The CLAUDE.md solves 80% of the problem: One file that captures the project’s identity, tech stack, conventions, and current state. Every agent session starts with this context auto-loaded. No more wall-of-text preambles.

STATE.md tracks momentum: Updated at the end of each work session with what was done and what’s next. Monday’s session leaves breadcrumbs for Wednesday’s session.

Decisions don’t get lost: Sam’s what/decisions/ directory captures “why this tech stack?” and “why this auth approach?” — questions that come up months later when the client asks for changes.

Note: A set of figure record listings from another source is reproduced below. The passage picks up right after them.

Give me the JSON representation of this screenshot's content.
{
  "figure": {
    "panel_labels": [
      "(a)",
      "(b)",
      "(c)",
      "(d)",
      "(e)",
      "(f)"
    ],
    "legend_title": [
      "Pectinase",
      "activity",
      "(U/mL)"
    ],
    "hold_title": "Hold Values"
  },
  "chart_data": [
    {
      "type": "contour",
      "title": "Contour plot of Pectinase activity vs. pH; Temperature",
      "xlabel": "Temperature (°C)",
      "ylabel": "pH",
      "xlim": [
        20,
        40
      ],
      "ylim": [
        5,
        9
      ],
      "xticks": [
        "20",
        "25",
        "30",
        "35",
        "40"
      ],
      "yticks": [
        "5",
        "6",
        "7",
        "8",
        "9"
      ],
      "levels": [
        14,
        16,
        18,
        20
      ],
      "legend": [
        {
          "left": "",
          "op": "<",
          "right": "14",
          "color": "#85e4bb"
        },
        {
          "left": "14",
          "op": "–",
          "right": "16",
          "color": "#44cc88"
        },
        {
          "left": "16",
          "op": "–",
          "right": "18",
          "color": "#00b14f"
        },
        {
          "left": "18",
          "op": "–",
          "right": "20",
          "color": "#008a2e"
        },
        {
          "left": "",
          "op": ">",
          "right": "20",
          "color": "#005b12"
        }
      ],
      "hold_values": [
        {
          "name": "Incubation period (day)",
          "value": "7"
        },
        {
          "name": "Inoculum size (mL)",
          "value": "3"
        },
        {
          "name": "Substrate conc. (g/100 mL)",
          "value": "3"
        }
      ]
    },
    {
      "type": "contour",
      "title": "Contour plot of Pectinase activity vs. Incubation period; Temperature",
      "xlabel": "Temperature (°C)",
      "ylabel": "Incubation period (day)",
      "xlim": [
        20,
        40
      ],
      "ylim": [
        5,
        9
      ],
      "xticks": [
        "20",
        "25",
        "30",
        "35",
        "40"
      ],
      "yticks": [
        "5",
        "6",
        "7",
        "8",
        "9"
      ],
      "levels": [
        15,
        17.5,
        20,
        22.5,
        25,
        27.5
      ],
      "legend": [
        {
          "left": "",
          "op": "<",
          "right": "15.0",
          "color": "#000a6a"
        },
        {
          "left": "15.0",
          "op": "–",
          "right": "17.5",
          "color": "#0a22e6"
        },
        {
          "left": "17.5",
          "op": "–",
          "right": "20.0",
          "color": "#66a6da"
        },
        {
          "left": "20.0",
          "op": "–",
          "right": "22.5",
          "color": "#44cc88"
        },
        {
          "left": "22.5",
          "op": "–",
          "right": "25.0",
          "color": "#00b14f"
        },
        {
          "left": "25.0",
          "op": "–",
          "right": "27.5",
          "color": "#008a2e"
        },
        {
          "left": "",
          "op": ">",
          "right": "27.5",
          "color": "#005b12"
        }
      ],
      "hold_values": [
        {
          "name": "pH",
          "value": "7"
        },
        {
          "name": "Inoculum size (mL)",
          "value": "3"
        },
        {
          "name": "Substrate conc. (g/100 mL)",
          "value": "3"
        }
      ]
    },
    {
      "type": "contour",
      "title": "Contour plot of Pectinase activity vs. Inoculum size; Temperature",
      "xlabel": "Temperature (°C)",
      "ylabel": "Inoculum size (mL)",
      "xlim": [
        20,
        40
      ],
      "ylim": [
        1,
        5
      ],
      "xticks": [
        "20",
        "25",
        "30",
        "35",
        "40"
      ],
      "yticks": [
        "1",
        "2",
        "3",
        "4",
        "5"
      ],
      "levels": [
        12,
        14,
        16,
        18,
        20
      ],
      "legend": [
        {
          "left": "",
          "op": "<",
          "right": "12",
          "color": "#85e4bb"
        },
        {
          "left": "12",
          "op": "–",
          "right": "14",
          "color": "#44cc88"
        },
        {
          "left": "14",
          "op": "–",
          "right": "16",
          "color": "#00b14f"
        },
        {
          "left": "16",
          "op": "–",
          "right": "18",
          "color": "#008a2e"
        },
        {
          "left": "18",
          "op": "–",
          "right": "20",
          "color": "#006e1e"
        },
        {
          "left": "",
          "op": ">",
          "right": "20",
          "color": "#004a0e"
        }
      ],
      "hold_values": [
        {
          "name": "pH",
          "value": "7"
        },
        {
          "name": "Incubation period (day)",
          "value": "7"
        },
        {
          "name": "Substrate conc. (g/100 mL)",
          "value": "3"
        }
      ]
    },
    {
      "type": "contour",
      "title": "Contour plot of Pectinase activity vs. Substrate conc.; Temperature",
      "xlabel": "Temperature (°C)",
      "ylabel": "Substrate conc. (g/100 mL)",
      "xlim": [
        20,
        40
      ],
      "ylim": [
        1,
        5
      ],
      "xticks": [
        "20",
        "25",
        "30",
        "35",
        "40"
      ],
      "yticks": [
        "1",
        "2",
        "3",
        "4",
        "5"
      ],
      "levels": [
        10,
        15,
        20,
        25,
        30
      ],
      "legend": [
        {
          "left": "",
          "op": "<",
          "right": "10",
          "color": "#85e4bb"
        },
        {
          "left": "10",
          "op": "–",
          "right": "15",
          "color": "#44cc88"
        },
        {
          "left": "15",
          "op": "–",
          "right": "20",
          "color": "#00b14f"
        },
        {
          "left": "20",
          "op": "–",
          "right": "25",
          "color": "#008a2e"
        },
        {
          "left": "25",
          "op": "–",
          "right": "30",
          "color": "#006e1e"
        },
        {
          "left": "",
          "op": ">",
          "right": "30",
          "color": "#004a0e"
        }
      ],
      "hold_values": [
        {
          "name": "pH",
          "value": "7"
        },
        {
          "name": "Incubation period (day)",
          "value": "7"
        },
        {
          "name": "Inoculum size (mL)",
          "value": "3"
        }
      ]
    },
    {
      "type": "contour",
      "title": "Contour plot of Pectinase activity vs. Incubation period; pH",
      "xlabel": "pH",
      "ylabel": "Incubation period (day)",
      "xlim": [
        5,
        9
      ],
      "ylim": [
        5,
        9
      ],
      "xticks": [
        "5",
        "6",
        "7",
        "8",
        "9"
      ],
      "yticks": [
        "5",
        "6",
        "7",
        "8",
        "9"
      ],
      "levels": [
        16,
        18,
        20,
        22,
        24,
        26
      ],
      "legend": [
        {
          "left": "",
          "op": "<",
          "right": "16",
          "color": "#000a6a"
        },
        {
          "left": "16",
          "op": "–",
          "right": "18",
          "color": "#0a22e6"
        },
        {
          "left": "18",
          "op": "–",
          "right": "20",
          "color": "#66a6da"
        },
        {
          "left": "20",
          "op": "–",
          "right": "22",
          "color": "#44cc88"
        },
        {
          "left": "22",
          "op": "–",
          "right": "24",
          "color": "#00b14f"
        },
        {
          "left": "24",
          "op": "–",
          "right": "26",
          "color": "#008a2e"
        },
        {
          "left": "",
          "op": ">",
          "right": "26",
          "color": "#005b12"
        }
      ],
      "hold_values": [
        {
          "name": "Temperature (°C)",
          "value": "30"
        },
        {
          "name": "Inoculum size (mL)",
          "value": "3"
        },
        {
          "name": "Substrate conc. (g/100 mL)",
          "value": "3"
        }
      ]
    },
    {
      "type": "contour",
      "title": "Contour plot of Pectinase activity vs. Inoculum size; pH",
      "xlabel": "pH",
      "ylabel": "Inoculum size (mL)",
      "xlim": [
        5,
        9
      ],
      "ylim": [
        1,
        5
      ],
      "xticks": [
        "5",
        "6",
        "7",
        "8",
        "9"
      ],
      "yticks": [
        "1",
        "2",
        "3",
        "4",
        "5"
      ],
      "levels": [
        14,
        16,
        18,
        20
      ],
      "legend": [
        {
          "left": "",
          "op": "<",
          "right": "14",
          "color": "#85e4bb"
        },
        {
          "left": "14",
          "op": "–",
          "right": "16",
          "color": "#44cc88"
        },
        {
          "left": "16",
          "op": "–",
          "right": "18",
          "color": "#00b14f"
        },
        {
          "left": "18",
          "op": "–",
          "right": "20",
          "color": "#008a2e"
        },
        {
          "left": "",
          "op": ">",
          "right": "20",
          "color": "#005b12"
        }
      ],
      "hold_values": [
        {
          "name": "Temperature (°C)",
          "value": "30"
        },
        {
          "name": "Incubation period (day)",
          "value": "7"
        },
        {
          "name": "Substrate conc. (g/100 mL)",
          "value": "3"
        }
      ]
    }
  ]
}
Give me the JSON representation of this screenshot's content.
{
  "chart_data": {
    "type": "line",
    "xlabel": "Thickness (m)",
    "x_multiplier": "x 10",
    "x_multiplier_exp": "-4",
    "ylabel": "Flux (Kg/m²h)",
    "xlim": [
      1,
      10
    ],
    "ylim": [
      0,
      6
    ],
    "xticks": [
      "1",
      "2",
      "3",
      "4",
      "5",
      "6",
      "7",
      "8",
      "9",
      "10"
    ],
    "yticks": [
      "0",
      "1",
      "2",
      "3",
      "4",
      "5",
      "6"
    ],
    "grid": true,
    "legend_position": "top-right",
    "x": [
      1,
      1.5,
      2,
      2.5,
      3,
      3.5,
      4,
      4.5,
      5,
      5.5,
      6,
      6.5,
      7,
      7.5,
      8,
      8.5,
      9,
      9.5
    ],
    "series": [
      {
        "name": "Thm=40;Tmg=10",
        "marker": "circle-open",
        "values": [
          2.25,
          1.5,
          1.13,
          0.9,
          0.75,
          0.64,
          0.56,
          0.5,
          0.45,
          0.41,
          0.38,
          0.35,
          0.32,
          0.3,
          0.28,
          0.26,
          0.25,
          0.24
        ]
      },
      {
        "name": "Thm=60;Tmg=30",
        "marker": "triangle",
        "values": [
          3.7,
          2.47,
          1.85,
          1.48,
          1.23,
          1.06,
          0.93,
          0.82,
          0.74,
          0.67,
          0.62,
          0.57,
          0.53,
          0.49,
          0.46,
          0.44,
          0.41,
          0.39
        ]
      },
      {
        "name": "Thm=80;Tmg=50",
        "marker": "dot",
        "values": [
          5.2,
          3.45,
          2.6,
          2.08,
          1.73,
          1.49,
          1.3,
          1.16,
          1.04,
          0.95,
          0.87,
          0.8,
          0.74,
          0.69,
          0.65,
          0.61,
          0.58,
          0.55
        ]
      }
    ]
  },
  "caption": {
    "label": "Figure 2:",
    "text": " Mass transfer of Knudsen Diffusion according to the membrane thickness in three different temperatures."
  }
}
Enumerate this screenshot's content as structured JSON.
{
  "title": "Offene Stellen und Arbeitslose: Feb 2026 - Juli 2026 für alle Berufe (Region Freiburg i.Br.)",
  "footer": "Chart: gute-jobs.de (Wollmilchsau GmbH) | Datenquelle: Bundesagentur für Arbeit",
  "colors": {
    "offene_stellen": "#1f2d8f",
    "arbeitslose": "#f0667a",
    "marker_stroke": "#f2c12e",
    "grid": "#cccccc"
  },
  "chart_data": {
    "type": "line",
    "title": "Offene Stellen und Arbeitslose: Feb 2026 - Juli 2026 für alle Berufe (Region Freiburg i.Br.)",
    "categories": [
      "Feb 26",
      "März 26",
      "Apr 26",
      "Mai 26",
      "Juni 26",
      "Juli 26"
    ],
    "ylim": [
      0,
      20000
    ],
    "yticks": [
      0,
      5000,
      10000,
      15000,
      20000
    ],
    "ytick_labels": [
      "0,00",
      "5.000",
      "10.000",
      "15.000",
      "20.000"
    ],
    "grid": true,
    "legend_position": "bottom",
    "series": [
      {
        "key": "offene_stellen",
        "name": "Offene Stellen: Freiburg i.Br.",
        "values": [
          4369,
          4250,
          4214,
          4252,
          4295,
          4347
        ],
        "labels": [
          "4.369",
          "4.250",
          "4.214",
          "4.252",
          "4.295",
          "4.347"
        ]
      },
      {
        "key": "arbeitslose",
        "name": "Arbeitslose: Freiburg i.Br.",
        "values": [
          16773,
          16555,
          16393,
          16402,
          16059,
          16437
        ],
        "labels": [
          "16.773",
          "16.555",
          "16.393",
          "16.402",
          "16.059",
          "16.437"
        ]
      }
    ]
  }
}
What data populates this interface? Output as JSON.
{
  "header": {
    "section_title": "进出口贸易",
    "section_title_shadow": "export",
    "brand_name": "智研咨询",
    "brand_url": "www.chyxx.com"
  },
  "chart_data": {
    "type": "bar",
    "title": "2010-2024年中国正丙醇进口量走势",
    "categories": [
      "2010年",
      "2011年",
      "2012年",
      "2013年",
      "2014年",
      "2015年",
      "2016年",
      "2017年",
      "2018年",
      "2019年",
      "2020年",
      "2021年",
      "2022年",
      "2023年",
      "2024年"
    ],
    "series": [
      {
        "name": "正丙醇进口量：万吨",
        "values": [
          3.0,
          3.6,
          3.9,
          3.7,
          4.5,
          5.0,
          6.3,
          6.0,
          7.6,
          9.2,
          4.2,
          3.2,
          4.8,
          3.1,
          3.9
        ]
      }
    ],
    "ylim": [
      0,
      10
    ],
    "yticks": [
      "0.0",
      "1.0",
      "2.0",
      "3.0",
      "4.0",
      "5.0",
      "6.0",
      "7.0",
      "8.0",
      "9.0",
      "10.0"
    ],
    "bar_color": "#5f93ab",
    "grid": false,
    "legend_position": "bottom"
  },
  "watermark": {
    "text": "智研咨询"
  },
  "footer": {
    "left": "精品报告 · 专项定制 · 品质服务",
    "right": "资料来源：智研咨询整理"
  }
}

What Their Vault Looks Like

client_project.aDNA/
├── CLAUDE.md            # Tech stack, conventions, client requirements
├── STATE.md             # Current sprint focus, last session notes
├── what/
│   ├── context/         # 2-3 files: architecture, API conventions
│   └── decisions/       # Key technical choices with rationale
├── how/
│   ├── sessions/        # Lightweight session logs
│   ├── backlog/         # Ideas and client requests
│   └── templates/       # PR template, deployment checklist
└── who/
    └── governance/      # Client communication preferences

Total overhead: 10-15 files. Time to set up: 30 minutes with the base template.

Outcome

Agent sessions start productive instead of starting with context-setting. Consistency improves because every session loads the same conventions. Sam can pick up a project after 2 weeks away and the STATE.md tells them exactly where they left off. The 30-minute setup saves hours of repeated context-typing per week.

The tipping point was clear: even a solo developer with a 15-file project benefits from aDNA when AI agents are involved. The governance files aren’t bureaucratic overhead — they’re the context that makes agents useful.